— Давайте просто побеседуем, прежде чем приступить к делу, — начал Христакиев, как только они остались одни. — Я не стал бы настаивать на этом, если бы не узнал, что вы за человек. Я мог бы поступить очень просто — допросить вас и передать прокурору материалы следствия, а он уж доведет дело до конца. Но мне интересно поговорить с вами. Сегодня, как полагается, я произвел обыск у вас и вашего друга. Обнаружил у вас одну тетрадку. Именно из-за нее я сейчас здесь и разговариваю с вами наедине.
Кондарев сел в постели.
— Какое вы имеете право копаться в моей личной жизни? — гневно спросил он.
— Успокойтесь, успокойтесь. Как раз наоборот, закон дает мне право вмешиваться в личную жизнь каждого гражданина, находящегося под следствием. Вопрос важный, а в дневнике вашем нет ничего постыдного. О нем стоит поговорить.
— Что же вы хотите сказать?
— Это не так-то просто. Прежде всего — высказанные в вашем дневнике мысли. Большая их часть, должен признаться, делает вам честь. Да, да, я был чрезвычайно удивлен и даже, прочитав тетрадь, проникся к вам уважением, — сказал Христакиев с неопределенной улыбкой, которую можно было принять и за насмешливую. — Границы искренности у разных людей различны. Искренности, а не бесстыдства. Вы так много ожидали от этой женщины для своего будущего?..
Кондарев смотрел на него исподлобья и молчал, пытаясь угадать, во что может вылиться разговор.
— Уж не та ли это девушка, которая ходит сейчас с Костадином Джупуновым? — Христакиев делал вид, что не замечает мрачного и враждебного взгляда Кондарева.
— На такой вопрос можно и не отвечать.
— Разумеется, но это не в ваших интересах. Вы очень правильно оценили ее, но она вас не поняла и не полюбила. Эта женщина не может полюбить такого человека, как вы. Вам очень хотелось получить высшее образование. Похвально, — продолжал Христакиев, покачиваясь на стуле. — Вы выработали себе план жизни, но кошка перебежала вам дорогу. Ничего, вы еще молоды, у вас еще будет время учиться. На это вы, наверно, скажете: время-то есть, да денег нет, не правда ли?

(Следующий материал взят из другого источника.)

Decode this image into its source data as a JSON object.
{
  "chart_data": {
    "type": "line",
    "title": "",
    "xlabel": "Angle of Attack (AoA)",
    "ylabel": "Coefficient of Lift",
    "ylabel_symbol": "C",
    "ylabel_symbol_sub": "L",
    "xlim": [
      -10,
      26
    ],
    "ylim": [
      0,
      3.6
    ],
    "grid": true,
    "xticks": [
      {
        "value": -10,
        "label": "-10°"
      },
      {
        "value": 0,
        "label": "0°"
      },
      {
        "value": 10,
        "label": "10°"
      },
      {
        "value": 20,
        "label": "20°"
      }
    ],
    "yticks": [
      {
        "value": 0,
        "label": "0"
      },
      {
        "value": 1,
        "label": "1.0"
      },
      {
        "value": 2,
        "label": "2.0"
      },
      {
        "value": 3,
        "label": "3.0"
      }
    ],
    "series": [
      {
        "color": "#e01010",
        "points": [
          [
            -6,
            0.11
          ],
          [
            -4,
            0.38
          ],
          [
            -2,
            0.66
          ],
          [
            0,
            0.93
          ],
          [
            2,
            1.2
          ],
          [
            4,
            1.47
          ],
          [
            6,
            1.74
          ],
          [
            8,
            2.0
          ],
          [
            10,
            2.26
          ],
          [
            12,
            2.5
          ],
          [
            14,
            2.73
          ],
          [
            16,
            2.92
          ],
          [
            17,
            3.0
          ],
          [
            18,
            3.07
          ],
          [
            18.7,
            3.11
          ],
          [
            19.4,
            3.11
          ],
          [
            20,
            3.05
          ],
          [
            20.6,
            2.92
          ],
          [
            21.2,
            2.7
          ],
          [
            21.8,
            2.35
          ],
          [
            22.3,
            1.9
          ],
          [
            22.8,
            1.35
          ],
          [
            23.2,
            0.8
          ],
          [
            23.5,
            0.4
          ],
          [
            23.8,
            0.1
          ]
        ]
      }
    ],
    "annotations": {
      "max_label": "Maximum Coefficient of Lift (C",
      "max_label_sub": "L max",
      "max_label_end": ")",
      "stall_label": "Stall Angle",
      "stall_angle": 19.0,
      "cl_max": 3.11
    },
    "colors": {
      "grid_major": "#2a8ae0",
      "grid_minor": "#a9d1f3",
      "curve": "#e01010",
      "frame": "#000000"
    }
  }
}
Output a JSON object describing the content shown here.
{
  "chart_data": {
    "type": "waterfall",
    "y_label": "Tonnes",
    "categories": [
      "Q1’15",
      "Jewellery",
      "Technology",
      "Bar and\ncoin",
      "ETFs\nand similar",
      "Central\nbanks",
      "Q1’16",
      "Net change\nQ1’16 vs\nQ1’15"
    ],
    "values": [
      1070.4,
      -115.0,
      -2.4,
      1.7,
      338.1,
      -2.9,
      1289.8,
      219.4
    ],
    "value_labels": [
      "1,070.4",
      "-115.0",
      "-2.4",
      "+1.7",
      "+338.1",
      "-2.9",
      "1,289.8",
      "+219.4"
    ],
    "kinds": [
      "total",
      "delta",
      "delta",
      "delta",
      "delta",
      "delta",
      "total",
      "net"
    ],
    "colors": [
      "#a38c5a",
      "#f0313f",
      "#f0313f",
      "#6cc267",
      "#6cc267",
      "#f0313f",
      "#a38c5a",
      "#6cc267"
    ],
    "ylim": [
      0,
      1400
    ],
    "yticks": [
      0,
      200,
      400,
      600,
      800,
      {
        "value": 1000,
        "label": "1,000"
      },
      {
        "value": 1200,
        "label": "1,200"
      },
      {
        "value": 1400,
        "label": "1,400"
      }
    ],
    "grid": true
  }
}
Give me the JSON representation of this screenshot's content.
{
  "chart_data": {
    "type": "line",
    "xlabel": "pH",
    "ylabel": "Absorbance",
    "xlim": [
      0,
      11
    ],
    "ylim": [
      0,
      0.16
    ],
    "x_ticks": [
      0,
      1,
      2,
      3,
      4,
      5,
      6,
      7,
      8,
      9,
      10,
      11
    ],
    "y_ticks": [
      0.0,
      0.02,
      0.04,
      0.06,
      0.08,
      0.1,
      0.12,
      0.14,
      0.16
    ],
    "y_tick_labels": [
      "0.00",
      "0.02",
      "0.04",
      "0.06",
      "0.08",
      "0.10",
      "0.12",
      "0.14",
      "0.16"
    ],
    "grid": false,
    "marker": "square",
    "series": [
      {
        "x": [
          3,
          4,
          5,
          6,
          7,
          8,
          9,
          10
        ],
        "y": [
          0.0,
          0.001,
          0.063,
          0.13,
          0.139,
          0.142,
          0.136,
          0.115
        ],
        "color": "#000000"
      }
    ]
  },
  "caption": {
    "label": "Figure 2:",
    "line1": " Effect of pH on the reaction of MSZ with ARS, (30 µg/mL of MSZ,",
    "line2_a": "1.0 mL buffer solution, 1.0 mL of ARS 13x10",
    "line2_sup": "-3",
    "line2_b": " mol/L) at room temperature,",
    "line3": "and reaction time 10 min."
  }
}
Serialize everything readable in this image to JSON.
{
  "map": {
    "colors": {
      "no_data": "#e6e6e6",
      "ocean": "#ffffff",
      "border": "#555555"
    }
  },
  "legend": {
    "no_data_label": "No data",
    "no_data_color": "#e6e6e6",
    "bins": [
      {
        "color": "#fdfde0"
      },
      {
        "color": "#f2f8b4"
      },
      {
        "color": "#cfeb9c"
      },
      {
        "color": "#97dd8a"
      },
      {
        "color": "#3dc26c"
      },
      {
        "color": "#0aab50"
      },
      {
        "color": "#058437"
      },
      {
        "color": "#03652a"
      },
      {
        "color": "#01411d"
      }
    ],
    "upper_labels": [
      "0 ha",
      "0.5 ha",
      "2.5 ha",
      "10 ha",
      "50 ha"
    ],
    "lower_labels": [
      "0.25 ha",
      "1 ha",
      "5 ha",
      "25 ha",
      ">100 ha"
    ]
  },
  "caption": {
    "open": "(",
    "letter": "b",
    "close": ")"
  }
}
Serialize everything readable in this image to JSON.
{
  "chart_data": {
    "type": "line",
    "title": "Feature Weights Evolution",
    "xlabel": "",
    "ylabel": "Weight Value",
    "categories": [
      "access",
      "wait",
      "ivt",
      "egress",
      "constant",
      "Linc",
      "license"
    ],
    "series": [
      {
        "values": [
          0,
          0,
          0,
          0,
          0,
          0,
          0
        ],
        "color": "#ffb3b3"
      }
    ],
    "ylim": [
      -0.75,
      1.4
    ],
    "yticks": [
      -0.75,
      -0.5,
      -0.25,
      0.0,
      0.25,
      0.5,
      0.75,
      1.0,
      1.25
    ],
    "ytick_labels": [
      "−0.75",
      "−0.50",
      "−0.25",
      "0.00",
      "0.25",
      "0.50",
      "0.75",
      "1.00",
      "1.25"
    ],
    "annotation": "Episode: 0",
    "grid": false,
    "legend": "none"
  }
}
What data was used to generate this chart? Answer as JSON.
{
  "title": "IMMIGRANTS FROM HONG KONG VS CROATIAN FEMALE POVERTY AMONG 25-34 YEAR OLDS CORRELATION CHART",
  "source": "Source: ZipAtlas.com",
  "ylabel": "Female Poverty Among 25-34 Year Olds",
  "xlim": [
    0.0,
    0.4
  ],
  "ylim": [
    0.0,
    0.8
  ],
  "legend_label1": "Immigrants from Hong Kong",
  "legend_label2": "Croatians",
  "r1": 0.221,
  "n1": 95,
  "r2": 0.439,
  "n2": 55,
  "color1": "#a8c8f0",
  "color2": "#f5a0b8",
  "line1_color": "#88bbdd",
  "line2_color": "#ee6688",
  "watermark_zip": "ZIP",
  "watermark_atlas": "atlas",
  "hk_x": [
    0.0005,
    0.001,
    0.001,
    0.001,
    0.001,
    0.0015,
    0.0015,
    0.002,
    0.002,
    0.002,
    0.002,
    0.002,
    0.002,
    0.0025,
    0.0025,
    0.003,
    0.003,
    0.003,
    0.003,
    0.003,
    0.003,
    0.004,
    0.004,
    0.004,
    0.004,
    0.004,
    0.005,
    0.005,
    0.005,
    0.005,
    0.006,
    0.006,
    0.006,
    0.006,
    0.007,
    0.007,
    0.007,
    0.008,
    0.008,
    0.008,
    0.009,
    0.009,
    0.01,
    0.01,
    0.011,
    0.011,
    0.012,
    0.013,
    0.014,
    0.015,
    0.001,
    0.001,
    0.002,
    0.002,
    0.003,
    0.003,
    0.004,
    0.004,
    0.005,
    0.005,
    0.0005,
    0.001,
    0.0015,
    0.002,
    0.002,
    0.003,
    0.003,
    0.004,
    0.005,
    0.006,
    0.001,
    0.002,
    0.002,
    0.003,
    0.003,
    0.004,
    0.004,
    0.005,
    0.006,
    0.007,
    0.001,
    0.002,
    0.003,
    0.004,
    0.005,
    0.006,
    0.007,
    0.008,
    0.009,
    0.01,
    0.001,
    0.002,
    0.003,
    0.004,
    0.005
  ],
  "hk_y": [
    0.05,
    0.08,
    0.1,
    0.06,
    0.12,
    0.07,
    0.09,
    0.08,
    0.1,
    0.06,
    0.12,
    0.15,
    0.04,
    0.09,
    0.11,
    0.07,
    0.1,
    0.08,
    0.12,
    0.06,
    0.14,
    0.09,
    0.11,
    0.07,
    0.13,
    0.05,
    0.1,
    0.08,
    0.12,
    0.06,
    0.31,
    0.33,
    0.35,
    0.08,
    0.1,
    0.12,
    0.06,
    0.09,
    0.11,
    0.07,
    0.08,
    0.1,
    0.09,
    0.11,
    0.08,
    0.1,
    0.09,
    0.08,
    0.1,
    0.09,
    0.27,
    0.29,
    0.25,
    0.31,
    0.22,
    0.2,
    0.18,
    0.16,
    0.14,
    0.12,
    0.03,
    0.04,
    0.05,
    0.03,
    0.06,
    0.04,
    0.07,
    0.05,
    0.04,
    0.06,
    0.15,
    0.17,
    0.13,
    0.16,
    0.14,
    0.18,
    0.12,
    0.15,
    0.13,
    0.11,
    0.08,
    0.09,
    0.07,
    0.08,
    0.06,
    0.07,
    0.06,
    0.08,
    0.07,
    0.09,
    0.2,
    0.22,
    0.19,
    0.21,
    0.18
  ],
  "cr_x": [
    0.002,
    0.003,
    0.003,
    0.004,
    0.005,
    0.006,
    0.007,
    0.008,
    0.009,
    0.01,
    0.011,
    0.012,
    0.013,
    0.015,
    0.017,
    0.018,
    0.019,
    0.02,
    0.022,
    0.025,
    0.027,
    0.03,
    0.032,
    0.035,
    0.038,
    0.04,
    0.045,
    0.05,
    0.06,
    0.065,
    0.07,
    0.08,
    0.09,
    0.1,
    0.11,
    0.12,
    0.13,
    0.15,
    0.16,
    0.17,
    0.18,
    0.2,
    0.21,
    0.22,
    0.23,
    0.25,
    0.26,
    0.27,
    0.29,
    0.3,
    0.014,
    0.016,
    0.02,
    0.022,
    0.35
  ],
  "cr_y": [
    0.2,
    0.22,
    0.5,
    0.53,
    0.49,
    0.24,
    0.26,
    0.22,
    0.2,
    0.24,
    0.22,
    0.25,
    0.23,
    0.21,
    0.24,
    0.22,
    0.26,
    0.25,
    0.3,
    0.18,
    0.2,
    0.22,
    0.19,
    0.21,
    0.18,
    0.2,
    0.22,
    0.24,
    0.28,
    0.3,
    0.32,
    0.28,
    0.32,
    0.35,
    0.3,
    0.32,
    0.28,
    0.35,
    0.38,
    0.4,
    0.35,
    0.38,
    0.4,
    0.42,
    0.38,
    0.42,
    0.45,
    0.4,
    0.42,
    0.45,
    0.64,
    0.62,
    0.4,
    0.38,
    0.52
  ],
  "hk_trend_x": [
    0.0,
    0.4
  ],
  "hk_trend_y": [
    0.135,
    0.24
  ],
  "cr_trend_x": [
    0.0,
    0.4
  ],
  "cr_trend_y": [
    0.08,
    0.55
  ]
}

Он улыбнулся и внимательно посмотрел на Кондарева.
— Я все стараюсь понять, что общего со следствием имеют эти разговоры, господин следователь. Нам абсолютно ни к чему вести задушевные беседы. Вы мне ни друг, ни товарищ, — сурово ответил Кондарев.
— Хорошо, хорошо, пусть будет так, — согласился Христакиев, ничуть не смутившись. — Но, видите ли, это говорит против вас. И не только это, но и высказывание в вашем дневнике мысли об историческом масштабе преступления, о возвышении человека, о самой большой его гордости. Я только вам напоминаю.
— Значит, вы таким путем собираетесь доказывать, что я убийца доктора? Да за кого вы меня принимаете?
— Если я вас правильно понял, вы мне очень напоминаете Раскольникова, хотя между вами и героем «Преступления и наказания» значительная разница. Тот говорил, что если человек, совершив преступление на земле, сумеет улететь на луну, то ему все равно, как к нему отнесутся земные жители. Раскольников считал себя Наполеоном. Вы же в своем дневнике утверждаете, что величие цели может исключить само преступление, и, что особенно любопытно, хотите подстегнуть мировой разум! Предполагаю, что, говоря о мировом разуме, вы имели в виду божество или совесть. Это по существу одно и то же, иная лишь форма, что ли. Раскольникова создали тяжелые условия, нищета, а вас не столько нищета, сколько война. Я объясняю кризис, происшедший с вами и вам подобными, именно впечатлениями от фронта. Нет для человека большего унижения, чем война. То, о чем никто не смел даже мечтать, в России оказалось возможным именно благодаря войне. Там, на фронте, произошел поворот в сознании людей… Вы сами писали в дневнике о чем-то подобном…
— Чего вы хотите добиться своими философствованиями? — прервал его Кондарев, чувствуя, как опять начинает ныть рана.